今、全米各地でタクシー会社の従業員によるデモが頻発しています。

IT技術を使った新たな輸送サービスが自分たちの仕事を奪っていると抗議しているのです。

ある二人のタクシー運転手は、それぞれ番組の中で次のようにおっしゃっています。

「収入は半分近くになってしまった。」

 

「タクシー業界はめちゃくちゃになってしまった。」

 

この元凶こそアイデアよもやま話 No.3382 ウーバーによるタクシー革命!でお伝えした、アメリカのウーバー・テクノロジーズが提供している、スマホを使った新たな配車サービス、ウーバー(Uber)です。

IT技術を媒体に需要と供給を結びつけるサービスは、“オンデマンドエコノミー”(需要に応じたサービス)と呼ばれています。

料金はタクシーに比べて1割ほど安く設定されています。

サービスを運営する会社はその一部を手数料として受け取ります。

 

あるウーバーの利用客の女性は、番組の中で次のようにおっしゃっています。

「アプリで車をすぐに見つけられるから便利です。」

「料金も安いですしね。」

 

また、ウーバーに登録している運転手の一人は、番組の中で次のようにおっしゃっています。

「20分で14ドルの収入ですよ。」

 

車とスマホさえあれば始められるこの仕事ですが、保険やガソリンなどの経費は全て運転手の自己負担です。

 

サンフランシスコにある、この業界の最大手、ウーバー・テクノロジーズは創業わずか7年で企業価値は7兆円を超したと報じられています。

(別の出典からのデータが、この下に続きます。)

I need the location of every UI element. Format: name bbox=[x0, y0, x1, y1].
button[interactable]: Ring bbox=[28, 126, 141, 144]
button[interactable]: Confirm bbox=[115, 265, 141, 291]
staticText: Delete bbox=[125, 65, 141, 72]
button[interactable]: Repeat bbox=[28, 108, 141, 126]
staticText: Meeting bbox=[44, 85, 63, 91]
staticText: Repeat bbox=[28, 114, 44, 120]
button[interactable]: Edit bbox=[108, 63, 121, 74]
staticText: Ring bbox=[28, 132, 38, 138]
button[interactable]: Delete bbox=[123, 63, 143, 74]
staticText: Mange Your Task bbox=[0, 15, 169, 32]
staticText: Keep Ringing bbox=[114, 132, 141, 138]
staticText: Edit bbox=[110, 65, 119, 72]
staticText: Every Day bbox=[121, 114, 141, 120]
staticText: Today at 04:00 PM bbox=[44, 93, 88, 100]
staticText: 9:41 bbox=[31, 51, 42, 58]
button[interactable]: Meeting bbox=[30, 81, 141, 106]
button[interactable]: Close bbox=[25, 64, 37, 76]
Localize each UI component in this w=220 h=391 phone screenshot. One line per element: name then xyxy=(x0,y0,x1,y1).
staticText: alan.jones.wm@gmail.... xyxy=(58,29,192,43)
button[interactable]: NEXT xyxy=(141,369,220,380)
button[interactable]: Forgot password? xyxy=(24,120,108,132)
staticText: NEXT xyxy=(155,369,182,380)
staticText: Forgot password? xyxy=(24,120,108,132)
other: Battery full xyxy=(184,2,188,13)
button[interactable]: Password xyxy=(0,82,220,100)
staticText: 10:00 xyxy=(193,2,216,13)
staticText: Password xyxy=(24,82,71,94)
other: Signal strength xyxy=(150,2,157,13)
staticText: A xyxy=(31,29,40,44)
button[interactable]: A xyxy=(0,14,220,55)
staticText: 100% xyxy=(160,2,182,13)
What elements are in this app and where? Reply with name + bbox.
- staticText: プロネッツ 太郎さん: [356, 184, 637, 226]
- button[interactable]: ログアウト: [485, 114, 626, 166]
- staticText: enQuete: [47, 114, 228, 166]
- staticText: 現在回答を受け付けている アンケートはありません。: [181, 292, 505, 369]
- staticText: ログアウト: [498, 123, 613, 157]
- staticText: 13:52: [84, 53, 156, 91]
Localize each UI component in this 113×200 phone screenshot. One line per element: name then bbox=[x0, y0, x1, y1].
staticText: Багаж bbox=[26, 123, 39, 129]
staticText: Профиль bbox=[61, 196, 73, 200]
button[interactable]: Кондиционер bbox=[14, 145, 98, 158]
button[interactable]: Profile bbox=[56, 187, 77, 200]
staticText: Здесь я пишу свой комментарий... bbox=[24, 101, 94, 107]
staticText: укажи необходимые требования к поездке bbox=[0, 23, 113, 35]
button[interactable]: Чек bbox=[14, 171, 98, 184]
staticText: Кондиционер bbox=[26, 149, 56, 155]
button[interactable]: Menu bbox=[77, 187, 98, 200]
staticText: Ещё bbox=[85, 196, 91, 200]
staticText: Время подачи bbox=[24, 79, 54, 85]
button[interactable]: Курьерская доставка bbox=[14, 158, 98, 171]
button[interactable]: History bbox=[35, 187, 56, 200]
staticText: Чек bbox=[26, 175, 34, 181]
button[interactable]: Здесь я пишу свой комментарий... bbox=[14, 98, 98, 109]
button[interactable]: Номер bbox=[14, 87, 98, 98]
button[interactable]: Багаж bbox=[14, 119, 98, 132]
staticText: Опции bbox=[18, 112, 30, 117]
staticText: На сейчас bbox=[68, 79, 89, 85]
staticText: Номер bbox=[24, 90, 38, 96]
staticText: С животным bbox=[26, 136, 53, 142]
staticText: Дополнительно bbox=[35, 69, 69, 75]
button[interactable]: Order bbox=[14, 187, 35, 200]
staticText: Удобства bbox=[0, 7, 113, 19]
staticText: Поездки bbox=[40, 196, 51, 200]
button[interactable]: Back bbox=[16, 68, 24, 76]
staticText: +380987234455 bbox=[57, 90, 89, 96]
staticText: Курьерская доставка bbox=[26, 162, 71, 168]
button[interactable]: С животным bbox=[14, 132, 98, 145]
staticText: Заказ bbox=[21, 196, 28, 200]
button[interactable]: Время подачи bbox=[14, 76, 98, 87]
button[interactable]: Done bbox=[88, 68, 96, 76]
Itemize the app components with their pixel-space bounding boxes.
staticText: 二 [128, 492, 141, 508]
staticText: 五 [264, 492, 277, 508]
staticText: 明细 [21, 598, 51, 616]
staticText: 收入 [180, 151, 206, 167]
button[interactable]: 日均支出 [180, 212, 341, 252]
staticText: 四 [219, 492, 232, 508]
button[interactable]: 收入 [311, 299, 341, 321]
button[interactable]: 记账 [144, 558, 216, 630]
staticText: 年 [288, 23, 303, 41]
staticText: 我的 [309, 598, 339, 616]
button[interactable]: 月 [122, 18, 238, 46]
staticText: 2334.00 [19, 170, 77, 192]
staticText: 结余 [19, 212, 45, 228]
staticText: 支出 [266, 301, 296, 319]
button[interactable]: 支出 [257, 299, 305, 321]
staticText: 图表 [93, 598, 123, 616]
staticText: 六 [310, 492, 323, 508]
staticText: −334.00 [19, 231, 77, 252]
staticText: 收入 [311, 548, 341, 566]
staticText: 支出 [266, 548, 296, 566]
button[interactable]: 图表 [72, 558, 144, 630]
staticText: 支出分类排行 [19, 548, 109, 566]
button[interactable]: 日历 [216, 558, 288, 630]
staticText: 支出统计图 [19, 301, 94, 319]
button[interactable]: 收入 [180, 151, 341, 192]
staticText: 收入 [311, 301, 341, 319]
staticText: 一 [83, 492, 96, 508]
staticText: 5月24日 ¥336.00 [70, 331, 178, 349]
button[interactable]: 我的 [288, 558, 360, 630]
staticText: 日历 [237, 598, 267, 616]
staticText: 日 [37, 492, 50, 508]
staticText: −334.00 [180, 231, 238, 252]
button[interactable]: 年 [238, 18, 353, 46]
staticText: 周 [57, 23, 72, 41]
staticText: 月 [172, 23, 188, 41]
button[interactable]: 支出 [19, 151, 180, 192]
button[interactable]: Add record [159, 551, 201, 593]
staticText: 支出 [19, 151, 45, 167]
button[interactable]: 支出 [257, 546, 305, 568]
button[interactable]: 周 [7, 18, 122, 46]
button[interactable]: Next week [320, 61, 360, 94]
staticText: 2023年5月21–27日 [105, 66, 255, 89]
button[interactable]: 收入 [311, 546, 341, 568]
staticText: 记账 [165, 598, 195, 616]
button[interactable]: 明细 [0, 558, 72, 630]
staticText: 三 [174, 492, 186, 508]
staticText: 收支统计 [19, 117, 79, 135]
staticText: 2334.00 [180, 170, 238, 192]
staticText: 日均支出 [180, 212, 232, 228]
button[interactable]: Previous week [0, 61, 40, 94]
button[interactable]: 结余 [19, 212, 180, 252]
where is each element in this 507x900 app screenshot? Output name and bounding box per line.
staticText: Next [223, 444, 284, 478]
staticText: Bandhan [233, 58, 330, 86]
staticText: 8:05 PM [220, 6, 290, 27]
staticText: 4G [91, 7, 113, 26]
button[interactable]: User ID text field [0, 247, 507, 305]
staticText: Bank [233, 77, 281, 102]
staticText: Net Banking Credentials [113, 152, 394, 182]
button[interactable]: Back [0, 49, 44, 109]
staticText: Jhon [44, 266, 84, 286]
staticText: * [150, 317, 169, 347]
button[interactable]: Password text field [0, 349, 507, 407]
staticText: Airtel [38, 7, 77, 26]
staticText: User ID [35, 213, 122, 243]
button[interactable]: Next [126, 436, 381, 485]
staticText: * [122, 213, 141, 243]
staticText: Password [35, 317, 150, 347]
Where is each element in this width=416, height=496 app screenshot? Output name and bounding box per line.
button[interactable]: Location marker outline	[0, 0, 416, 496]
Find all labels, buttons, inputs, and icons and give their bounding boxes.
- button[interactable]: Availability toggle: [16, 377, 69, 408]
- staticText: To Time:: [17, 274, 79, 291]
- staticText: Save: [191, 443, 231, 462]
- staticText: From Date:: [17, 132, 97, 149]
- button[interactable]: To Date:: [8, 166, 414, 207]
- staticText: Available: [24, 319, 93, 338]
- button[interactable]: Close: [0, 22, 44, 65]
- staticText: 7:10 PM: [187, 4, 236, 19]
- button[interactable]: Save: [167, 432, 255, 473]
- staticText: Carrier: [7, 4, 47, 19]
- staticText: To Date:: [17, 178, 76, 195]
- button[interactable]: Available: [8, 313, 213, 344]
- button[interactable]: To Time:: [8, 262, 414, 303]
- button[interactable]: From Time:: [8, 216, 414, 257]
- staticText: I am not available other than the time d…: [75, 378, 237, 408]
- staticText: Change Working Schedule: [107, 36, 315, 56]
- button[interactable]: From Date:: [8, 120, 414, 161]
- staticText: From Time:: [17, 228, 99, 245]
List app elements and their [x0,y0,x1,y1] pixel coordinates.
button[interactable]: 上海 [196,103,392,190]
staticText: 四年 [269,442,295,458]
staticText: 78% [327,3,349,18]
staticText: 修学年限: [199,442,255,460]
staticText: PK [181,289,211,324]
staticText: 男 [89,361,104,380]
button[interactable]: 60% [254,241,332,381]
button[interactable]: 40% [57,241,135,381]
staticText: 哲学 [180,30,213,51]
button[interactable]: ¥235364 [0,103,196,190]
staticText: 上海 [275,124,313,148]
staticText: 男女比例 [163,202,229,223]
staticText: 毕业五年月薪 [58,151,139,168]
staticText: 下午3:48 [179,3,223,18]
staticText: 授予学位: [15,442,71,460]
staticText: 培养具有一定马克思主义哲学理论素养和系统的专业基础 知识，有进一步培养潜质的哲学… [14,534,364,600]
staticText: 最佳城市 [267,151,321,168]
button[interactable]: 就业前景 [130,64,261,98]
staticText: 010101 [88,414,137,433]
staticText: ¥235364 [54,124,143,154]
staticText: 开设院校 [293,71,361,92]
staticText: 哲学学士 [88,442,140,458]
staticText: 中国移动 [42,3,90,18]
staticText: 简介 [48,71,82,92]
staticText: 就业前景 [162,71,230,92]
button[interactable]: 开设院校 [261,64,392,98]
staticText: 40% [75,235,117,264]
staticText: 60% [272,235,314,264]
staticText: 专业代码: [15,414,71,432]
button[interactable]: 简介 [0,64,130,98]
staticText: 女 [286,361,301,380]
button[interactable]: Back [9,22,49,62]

一方、サンフランシスコでは市内最大手のタクシー会社が破産申請する事態となりました。

運転手をはじめ事務職の職員など、およそ1200人の雇用が脅かされています。

 

急成長する“オンデマンドエコノミー”ですが、従来の企業のように安定した雇用を生み出していないという指摘もあります。

全米3都市で宅配サービスを展開する会社、Doormanで配達をするのは自家用車を持ち込む一般のドライバーです。

オフィスは一部屋のみで正社員はわずか12人、アプリのプログラマーやウェブのデザイナー、そして営業担当者だけです。

既存の業者のような車の配車係や経理、総務、そして整備などの社員はいません。

アプリを使うことで少ない要員で運営が可能となり、競争力につながっています。

DoormanのCEO、サンダー・アデルさんは、番組の中で次のようにおっしゃっています。

「重視しているのは、使いやすいソフトを作り、効率的なシステムを築き上げること。」

「爆発的な成長のカギはそこにあります。」

 

“オンデマンドエコノミー”で収入を得たことのある人は、全米で4500万人といい、その半数以上が18歳から34歳の若者といいます。

2年前に失業し、正社員の仕事を探している34歳の女性、イブ・ペーナさんは時給16ドルの買い物代行サービスが生活の支えです。

仕事は数時間しか見つからない日も少なくありません。

 

こうした“オンデマンドエコノミー”の仕事も近い将来、AIを使った自動運転などの新たなテクノロジーで置き換えられると専門家は予測しています。

シンギュラリティ大学のポール・サフォー教授は、番組の中で次のようにおっしゃっています。

「5年、10年後には自分の仕事がなくなることが当たり前になります。」

「爆発的な変化が続いていくでしょう。」

「今起きている革命の前では、企業のトップでさえ無関係ではいられないのです。」

 

企業は合理的な判断でコストを削減し、効率性をどんどん高めて利益を得るということをこれまでやってきましたが、これまでは生産性と同時に雇用の数も同じように上がってきました。

ところが、2000年あたりから様子が変わって来て、今後は雇用が大幅に減るのではないかと懸念されているのです。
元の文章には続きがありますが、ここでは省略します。